In this galvanizing guide to literature as resistance, Nafisi seeks to answer these questions. Drawing on her experiences as a woman and voracious reader living in the Islamic Republic of Iran, her life as an immigrant in the United States, and her role as literature professor in both countries, she crafts an argument for why, in a genuine democracy, we must engage with the enemy, and how literature can be a vehicle for doing so. Structured as a series of letters to her father, who taught her as a child about how literature can rescue us in times of trauma, Nafisi explores the most probing questions of our time through the works of Toni Morrison, Salman Rushdie, James Baldwin, Margaret Atwood, and more.
Azar Nafisi is the 2022 Cheryl Rosen Weston Memorial Lecturer. Copies of Read Dangerously will be distributed for free to all attendees. The event is free and open to the public.
Azar Nafisi is the author of the multi-award-winning New York Times bestseller Reading Lolita in Tehran, as well as Things I’ve Been Silent About, and The Republic of Imagination. Formerly a Fellow at Johns Hopkins University’s Foreign Policy Institute, she has taught at Oxford and several universities in Tehran, and she is currently Centennial Fellow at Georgetown University’s Walsh School of Foreign Service. Nafisi has written for publications that include The New York Times, The Washington Post, The New Republic, and The Wall Street Journal. She lives in Washington, D.C.
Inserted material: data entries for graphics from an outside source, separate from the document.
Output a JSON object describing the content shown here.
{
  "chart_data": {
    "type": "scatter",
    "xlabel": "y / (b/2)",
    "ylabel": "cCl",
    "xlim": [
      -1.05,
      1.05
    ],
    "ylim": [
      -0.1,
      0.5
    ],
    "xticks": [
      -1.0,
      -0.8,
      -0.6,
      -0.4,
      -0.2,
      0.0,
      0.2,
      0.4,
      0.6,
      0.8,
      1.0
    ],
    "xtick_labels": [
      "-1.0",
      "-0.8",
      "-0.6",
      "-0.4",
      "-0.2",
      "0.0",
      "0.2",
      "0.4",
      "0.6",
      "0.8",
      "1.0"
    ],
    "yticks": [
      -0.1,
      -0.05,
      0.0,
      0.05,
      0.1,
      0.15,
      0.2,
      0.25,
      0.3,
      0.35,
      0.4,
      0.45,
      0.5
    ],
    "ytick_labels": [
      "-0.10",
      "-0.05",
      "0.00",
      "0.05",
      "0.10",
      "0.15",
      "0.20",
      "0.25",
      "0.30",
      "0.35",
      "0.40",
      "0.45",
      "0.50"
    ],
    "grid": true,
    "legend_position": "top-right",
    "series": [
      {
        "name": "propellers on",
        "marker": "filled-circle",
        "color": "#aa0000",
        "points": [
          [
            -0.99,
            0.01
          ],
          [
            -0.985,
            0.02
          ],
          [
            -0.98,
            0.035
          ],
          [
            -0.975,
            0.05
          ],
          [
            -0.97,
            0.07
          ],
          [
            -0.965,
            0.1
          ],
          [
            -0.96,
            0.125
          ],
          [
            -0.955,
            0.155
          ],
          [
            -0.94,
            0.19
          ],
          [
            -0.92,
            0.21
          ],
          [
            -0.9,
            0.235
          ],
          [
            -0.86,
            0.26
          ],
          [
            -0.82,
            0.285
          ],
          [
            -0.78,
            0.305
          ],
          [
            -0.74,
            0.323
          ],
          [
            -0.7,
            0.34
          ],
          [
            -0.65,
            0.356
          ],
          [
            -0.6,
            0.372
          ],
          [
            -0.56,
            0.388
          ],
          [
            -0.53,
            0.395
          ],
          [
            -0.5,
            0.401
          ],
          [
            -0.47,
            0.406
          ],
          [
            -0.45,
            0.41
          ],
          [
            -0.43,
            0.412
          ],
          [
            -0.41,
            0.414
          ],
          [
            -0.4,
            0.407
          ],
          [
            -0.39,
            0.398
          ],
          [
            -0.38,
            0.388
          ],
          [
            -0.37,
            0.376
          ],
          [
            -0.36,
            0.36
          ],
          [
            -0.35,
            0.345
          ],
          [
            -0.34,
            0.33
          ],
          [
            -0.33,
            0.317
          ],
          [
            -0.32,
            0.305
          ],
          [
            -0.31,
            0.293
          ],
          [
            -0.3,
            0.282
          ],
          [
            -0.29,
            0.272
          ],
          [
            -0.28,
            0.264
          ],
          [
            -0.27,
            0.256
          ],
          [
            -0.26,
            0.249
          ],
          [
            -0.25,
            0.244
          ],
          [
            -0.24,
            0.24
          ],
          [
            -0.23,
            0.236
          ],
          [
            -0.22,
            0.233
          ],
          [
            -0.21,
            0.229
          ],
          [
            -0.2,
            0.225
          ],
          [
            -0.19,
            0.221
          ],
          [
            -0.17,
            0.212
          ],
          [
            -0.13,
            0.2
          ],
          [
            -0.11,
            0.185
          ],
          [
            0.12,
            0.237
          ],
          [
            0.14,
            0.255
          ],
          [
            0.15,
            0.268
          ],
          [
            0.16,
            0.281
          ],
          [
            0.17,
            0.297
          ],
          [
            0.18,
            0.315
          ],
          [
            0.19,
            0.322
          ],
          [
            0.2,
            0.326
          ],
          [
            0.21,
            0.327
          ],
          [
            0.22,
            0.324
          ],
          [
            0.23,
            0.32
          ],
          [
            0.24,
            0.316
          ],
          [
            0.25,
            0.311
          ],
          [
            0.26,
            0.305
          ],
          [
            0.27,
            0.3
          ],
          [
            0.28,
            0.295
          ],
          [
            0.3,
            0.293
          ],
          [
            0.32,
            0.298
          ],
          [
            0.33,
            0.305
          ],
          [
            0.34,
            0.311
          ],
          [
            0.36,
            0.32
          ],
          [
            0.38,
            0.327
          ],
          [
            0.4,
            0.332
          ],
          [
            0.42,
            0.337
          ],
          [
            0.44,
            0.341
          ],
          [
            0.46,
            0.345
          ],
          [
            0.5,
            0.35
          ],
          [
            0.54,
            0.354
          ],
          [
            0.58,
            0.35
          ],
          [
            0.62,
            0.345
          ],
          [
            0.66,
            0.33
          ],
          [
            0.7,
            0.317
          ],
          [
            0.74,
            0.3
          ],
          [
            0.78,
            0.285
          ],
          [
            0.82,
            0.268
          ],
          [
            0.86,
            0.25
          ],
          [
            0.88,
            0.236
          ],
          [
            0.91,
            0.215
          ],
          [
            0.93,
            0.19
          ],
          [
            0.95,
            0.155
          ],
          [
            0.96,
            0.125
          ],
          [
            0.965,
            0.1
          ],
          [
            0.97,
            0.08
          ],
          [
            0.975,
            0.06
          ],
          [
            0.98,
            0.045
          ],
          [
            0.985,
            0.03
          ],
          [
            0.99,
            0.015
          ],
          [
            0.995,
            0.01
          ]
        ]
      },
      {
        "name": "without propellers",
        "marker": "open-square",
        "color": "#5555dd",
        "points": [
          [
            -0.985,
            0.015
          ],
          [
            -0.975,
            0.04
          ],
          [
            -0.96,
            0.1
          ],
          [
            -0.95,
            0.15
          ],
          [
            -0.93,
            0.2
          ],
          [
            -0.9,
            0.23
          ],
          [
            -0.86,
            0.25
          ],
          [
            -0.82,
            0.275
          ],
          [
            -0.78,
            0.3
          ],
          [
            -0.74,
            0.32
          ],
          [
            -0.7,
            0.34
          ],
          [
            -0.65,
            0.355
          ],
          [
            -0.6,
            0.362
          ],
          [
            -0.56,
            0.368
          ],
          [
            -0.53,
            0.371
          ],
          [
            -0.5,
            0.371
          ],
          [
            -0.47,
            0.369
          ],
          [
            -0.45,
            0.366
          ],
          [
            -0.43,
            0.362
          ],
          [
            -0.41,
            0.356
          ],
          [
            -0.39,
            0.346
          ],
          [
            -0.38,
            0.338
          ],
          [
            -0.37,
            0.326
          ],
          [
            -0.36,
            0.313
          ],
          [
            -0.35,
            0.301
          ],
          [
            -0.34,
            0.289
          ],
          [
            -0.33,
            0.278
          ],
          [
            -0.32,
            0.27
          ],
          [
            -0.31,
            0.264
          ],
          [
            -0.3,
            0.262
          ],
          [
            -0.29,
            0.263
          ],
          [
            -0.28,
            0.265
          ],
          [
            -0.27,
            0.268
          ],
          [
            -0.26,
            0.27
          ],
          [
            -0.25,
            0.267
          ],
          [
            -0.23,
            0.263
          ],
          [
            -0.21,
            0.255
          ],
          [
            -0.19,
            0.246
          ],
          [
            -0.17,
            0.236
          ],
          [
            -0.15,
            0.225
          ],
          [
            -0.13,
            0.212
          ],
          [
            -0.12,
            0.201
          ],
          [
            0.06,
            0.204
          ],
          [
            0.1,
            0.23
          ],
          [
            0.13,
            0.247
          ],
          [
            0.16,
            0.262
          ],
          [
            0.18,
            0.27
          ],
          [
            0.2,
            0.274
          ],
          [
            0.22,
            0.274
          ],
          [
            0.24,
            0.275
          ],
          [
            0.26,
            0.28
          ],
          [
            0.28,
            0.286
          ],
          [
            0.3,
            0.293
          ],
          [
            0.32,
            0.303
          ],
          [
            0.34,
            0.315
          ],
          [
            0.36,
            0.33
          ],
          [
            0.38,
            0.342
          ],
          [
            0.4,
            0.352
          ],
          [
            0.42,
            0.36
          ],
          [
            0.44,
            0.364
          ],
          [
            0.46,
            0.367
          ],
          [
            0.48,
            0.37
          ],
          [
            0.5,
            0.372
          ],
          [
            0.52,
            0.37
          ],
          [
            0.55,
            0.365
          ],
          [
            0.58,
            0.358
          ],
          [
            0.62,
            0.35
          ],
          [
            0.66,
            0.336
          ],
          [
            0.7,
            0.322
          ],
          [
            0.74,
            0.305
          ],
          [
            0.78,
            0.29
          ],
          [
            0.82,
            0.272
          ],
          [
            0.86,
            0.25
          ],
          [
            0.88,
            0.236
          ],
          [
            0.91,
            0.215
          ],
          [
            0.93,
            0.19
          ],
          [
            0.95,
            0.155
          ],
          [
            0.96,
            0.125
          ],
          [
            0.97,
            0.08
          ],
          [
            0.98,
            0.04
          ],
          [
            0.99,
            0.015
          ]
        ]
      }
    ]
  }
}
Azar Nafisi is a Visiting Professor and the executive director of Cultural Conversations at the Foreign Policy Institute of Johns Hopkins University’s School of Advanced International Studies in Washington, DC, where she is a professor of aesthetics, culture, and literature, and teaches courses on the relation between culture and politics. Azar Nafisi held a fellowship at Oxford University, teaching and conducting a series of lectures on culture and the important role of Western literature and culture in Iran after the revolution in 1979. She taught at the University of Tehran, the Free Islamic University, and Allameh Tabatabai before her return to the United States in 1997 – earning national respect and international recognition for advocating on behalf of Iran’s intellectuals, youth, and especially young women. In 1981, she was expelled from the University of Tehran for refusing to wear the mandatory Islamic veil and did not resume teaching until 1987.